Researcher Dan Kaminsky will be "kickin' it old school" at Black Hat, a UBM TechWeb event, Wednesday in his annual Black Ops Of TCP/IP presentation. He will unveil a series of hacks and tools that include a range of topics that include Bitcoin, home routers, firewalls, DDoS attacks, passwords, and even exposing Net neutrality issues.

Kaminsky's research represents a laundry list of things he has recently discovered. Although some of the items are completely unrelated, he says for the most part they represent some of the underlying themes in security today. "We have three core problems: broken authentication, bad code, and we can't bust the bad guys," he said. "No one doing cybercrime is particularly afraid they are going to go to jail. Us security researchers are worried because we say, 'I'm Dan, and look what I've got.' But if you're a company making money from fake AV scams, no one is going to bust you."

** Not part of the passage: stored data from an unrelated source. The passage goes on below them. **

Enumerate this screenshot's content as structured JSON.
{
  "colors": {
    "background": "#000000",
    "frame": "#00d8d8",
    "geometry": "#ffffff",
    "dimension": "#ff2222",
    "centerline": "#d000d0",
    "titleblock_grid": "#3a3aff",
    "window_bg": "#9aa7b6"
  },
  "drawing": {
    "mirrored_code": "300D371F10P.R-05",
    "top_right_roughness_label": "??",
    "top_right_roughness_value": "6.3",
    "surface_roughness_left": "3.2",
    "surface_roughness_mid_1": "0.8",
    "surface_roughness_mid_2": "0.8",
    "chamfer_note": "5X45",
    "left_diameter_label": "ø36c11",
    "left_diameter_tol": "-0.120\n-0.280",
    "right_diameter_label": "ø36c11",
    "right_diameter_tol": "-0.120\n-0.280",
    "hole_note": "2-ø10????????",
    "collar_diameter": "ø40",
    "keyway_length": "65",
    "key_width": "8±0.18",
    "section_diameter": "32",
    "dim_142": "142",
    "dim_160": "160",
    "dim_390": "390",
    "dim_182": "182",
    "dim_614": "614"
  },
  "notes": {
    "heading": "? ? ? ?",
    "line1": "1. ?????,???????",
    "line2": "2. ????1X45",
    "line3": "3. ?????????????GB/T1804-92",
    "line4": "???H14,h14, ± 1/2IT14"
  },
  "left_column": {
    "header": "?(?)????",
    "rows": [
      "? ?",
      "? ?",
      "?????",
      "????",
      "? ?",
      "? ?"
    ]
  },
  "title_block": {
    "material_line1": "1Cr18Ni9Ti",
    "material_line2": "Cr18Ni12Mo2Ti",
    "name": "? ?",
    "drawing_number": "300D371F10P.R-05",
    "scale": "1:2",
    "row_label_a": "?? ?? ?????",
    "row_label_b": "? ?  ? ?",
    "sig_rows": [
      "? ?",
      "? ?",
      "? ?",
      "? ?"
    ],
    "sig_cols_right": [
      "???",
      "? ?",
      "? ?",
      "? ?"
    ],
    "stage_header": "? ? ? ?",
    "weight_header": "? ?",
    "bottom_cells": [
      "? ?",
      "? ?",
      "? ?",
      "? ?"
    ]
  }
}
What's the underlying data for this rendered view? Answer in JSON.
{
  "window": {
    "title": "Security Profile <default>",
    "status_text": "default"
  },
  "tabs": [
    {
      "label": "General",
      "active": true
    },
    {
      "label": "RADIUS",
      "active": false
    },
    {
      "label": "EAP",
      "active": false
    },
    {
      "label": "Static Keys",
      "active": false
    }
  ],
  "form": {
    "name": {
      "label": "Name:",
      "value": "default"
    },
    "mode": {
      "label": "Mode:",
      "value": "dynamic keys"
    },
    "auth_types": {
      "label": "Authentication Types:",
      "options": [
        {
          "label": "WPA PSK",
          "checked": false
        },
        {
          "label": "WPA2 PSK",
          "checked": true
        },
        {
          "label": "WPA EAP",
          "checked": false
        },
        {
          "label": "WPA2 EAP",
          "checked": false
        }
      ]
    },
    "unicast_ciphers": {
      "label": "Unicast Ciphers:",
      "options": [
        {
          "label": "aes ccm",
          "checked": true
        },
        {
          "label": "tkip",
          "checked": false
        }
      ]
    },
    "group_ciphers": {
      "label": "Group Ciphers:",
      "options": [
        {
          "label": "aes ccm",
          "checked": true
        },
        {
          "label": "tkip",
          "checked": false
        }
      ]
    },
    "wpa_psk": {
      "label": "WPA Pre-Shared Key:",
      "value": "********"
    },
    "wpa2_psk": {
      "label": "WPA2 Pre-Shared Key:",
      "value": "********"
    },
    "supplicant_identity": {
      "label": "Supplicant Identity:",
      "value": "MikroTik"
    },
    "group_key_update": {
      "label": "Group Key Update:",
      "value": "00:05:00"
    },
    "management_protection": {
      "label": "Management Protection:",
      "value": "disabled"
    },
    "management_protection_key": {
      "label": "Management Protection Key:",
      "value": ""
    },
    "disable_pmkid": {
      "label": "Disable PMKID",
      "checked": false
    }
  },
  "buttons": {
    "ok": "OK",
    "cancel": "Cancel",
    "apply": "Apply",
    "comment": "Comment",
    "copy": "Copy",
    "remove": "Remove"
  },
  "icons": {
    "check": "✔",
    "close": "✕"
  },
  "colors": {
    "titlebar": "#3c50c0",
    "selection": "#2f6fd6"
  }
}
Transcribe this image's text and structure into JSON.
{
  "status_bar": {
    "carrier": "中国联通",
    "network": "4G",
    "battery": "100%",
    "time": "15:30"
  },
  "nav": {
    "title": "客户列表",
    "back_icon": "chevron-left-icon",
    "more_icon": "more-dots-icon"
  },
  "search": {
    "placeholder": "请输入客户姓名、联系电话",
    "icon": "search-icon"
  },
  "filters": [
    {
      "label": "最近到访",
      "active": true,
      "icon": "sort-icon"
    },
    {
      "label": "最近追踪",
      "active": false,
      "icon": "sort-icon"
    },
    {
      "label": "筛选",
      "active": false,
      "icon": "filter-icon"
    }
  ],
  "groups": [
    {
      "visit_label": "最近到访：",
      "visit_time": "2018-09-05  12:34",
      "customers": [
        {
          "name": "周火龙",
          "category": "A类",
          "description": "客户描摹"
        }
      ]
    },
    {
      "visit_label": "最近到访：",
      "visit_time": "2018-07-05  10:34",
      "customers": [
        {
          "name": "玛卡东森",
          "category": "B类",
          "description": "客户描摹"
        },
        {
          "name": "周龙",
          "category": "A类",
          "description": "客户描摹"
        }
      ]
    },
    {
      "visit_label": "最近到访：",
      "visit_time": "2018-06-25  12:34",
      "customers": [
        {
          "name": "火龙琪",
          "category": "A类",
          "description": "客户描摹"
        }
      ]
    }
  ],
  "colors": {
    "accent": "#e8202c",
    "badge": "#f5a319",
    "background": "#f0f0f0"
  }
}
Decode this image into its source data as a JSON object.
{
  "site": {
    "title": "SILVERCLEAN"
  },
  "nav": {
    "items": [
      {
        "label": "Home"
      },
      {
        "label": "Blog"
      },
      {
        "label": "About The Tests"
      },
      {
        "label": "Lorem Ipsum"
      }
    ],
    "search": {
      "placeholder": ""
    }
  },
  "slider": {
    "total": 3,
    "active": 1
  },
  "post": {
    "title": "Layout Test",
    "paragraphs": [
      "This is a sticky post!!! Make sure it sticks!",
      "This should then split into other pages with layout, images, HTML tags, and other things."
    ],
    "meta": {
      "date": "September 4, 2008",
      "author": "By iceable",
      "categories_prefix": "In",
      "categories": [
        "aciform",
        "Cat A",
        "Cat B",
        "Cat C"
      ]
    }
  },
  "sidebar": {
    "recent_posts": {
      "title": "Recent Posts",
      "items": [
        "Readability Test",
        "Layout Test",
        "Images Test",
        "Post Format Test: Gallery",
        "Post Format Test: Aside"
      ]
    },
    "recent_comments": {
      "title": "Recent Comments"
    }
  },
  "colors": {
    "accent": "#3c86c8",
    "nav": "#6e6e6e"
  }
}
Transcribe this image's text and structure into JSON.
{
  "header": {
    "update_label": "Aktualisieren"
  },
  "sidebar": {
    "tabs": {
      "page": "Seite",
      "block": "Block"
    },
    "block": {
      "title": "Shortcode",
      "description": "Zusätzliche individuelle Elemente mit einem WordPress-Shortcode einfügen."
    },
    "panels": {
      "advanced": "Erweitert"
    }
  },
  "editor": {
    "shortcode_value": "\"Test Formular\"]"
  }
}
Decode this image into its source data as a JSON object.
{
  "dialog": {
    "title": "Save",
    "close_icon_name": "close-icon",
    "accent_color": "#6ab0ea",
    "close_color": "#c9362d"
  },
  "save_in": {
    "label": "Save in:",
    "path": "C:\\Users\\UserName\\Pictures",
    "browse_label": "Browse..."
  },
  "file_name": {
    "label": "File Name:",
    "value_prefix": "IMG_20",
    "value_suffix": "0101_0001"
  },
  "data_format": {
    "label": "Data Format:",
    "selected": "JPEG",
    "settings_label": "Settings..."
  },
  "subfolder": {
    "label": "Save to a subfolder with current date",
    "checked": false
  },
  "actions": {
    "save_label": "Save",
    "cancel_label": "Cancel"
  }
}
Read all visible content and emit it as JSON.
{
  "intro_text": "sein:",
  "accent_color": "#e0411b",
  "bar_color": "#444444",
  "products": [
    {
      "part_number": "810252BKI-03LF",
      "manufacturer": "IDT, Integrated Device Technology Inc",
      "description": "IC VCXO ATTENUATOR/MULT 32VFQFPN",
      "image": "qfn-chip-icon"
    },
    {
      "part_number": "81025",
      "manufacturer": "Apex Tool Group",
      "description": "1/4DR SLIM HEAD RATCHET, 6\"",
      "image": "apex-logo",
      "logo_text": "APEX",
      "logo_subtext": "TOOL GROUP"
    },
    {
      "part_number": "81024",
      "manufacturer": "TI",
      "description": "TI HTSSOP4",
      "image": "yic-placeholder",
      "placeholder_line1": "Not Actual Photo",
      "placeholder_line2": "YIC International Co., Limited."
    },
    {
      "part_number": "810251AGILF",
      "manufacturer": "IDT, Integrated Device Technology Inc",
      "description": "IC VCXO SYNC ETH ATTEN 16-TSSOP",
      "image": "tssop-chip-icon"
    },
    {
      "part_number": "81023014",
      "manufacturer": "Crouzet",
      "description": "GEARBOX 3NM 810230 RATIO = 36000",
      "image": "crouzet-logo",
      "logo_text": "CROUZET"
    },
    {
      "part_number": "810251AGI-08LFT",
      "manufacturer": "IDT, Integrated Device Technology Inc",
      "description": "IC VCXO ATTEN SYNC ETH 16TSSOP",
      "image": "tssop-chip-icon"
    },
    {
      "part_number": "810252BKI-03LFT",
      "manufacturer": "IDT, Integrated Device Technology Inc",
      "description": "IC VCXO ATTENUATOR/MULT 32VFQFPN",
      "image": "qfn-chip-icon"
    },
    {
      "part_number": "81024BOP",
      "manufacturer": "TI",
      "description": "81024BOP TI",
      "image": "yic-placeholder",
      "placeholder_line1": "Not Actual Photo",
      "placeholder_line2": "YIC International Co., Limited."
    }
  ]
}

Bitcoin, the peer-to-peer virtual currency service, was recently scrutinized by Irish researchers who demonstrated how it's possible to unmask user transaction information. Kaminsky's research overlaps somewhat with that paper. Among other things, he will release Wednesday a tool for de-anonymizing a Bitcoin transaction.

"Peer-to-peer networks were never supposed to be anonymous about their peers. Bitcoin was the first attempt to provide anonymity for P2P," he said.

Kaminsky also will discuss a common flaw in home routers that he found and had also previously been discovered by Daniel Garcia, a researcher who will be revealing his findings at Defcon later this week. The hole comes via the universal plug and play (UPnP) protocol found in popular home routers, which could allow an attacker to remotely open a port on the router. "You could be on the outside [of the network] and open things up," Kaminsky said.

Garcia will reveal during his Defcon talk findings on the number of these devices that are vulnerable to such an attack, which at the least numbers in the hundreds of thousands so far, according to Kaminsky.